Fine root biomass estimates from minirhizotron imagery in a shrub ecosystem exposed to elevated CO2

Abstract

Fine root biomass and C content are critical components in ecosystem C models, but they cannot be directly determined by minirhizotron techniques, and indirect methods involve estimating 3-dimensional values (biomass/ soil volume) from 2-dimensional measurements. To estimate biomass from minirhizotron data, a conversion factor for length to biomass must be developed, and assumptions regarding depth of view must be made. In a scrub-oak ecosystem in central Florida, USA, root length density (RLD) was monitored for 10 years in a CO2 manipulation experiment using minirhizotron tubes. In the seventh year of the study, soil cores were removed from both ambient and elevated CO2 chambers.
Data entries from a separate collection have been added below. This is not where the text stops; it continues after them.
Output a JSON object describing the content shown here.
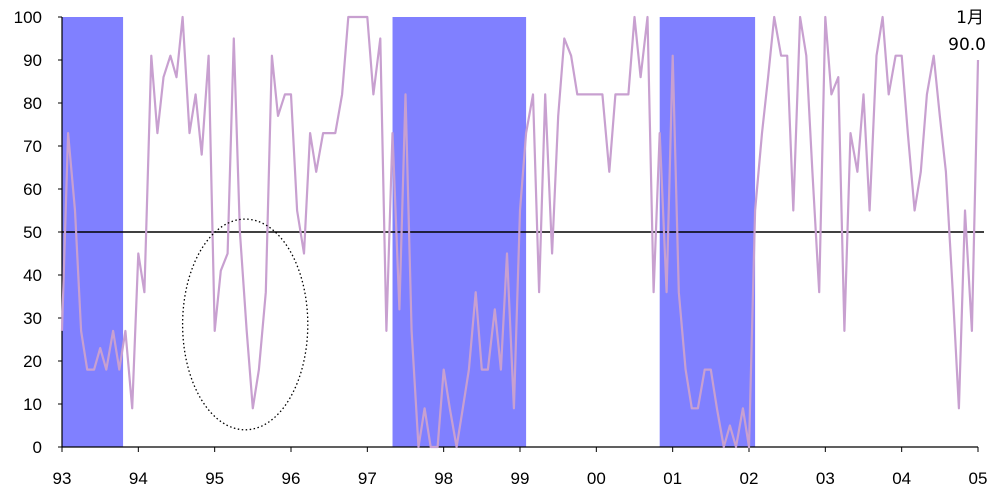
{
  "chart_data": {
    "type": "line",
    "title": "",
    "xlabel": "",
    "ylabel": "",
    "ylim": [
      0,
      100
    ],
    "yticks": [
      0,
      10,
      20,
      30,
      40,
      50,
      60,
      70,
      80,
      90,
      100
    ],
    "xlim": [
      1993.0,
      2005.0
    ],
    "xtick_labels": [
      "93",
      "94",
      "95",
      "96",
      "97",
      "98",
      "99",
      "00",
      "01",
      "02",
      "03",
      "04",
      "05"
    ],
    "reference_line_y": 50,
    "colors": {
      "line": "#c8a0d0",
      "shade": "#8080ff",
      "reference": "#000000"
    },
    "shaded_periods": [
      {
        "start": 1993.0,
        "end": 1993.8
      },
      {
        "start": 1997.33,
        "end": 1999.08
      },
      {
        "start": 2000.83,
        "end": 2002.08
      }
    ],
    "ellipse_annotation": {
      "center_x": 1995.4,
      "center_y": 28.5,
      "rx": 0.82,
      "ry": 24.5
    },
    "annotation_lines": [
      "1月",
      "90.0"
    ],
    "series": [
      {
        "x": [
          1993.0,
          1993.08,
          1993.17,
          1993.25,
          1993.33,
          1993.42,
          1993.5,
          1993.58,
          1993.67,
          1993.75,
          1993.83,
          1993.92,
          1994.0,
          1994.08,
          1994.17,
          1994.25,
          1994.33,
          1994.42,
          1994.5,
          1994.58,
          1994.67,
          1994.75,
          1994.83,
          1994.92,
          1995.0,
          1995.08,
          1995.17,
          1995.25,
          1995.33,
          1995.42,
          1995.5,
          1995.58,
          1995.67,
          1995.75,
          1995.83,
          1995.92,
          1996.0,
          1996.08,
          1996.17,
          1996.25,
          1996.33,
          1996.42,
          1996.5,
          1996.58,
          1996.67,
          1996.75,
          1996.83,
          1996.92,
          1997.0,
          1997.08,
          1997.17,
          1997.25,
          1997.33,
          1997.42,
          1997.5,
          1997.58,
          1997.67,
          1997.75,
          1997.83,
          1997.92,
          1998.0,
          1998.08,
          1998.17,
          1998.25,
          1998.33,
          1998.42,
          1998.5,
          1998.58,
          1998.67,
          1998.75,
          1998.83,
          1998.92,
          1999.0,
          1999.08,
          1999.17,
          1999.25,
          1999.33,
          1999.42,
          1999.5,
          1999.58,
          1999.67,
          1999.75,
          1999.83,
          1999.92,
          2000.0,
          2000.08,
          2000.17,
          2000.25,
          2000.33,
          2000.42,
          2000.5,
          2000.58,
          2000.67,
          2000.75,
          2000.83,
          2000.92,
          2001.0,
          2001.08,
          2001.17,
          2001.25,
          2001.33,
          2001.42,
          2001.5,
          2001.58,
          2001.67,
          2001.75,
          2001.83,
          2001.92,
          2002.0,
          2002.08,
          2002.17,
          2002.25,
          2002.33,
          2002.42,
          2002.5,
          2002.58,
          2002.67,
          2002.75,
          2002.83,
          2002.92,
          2003.0,
          2003.08,
          2003.17,
          2003.25,
          2003.33,
          2003.42,
          2003.5,
          2003.58,
          2003.67,
          2003.75,
          2003.83,
          2003.92,
          2004.0,
          2004.08,
          2004.17,
          2004.25,
          2004.33,
          2004.42,
          2004.5,
          2004.58,
          2004.67,
          2004.75,
          2004.83,
          2004.92,
          2005.0
        ],
        "values": [
          27,
          73,
          55,
          27,
          18,
          18,
          23,
          18,
          27,
          18,
          27,
          9,
          45,
          36,
          91,
          73,
          86,
          91,
          86,
          100,
          73,
          82,
          68,
          91,
          27,
          41,
          45,
          95,
          50,
          27,
          9,
          18,
          36,
          91,
          77,
          82,
          82,
          55,
          45,
          73,
          64,
          73,
          73,
          73,
          82,
          100,
          100,
          100,
          100,
          82,
          95,
          27,
          73,
          32,
          82,
          27,
          0,
          9,
          0,
          0,
          18,
          9,
          0,
          9,
          18,
          36,
          18,
          18,
          32,
          18,
          45,
          9,
          55,
          73,
          82,
          36,
          82,
          45,
          77,
          95,
          91,
          82,
          82,
          82,
          82,
          82,
          64,
          82,
          82,
          82,
          100,
          86,
          100,
          36,
          73,
          36,
          91,
          36,
          18,
          9,
          9,
          18,
          18,
          9,
          0,
          5,
          0,
          9,
          0,
          55,
          73,
          86,
          100,
          91,
          91,
          55,
          100,
          91,
          64,
          36,
          100,
          82,
          86,
          27,
          73,
          64,
          82,
          55,
          91,
          100,
          82,
          91,
          91,
          73,
          55,
          64,
          82,
          91,
          77,
          64,
          36,
          9,
          55,
          27,
          90
        ]
      }
    ]
  }
}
Roots from those cores were used to determine specific root length values (m/g) that were applied to the long-term RLD data for an estimation of root biomass over 10 years of CO2 manipulation. Root length and biomass estimated from minirhizotron data were comparable to determinations from soil cores, suggesting that the minirhizotron biomass model is valid. Biomass estimates from minirhizotrons indicate the <0.25 mm diameter roots accounted for nearly 95% of the total root length in 2002. The long-term trends for this smallest size class (<0.25 mm diameter) mirrored the RLD trends closely, particularly in relation to suspected root closure in this system. Elevated CO2 did not significantly affect specific root length as determined by the soil cores. A significant treatment effect indicated smallest diameter fine roots (<0.25 mm) were greater under elevated CO2 during the early years of the study and the largest (2–10 mm) had greater biomass under elevated CO2 during the later years of the study. Overall, this method permits long-term analysis of the effects of elevated CO2 on fine root biomass accumulation and provides essential information for carbon models.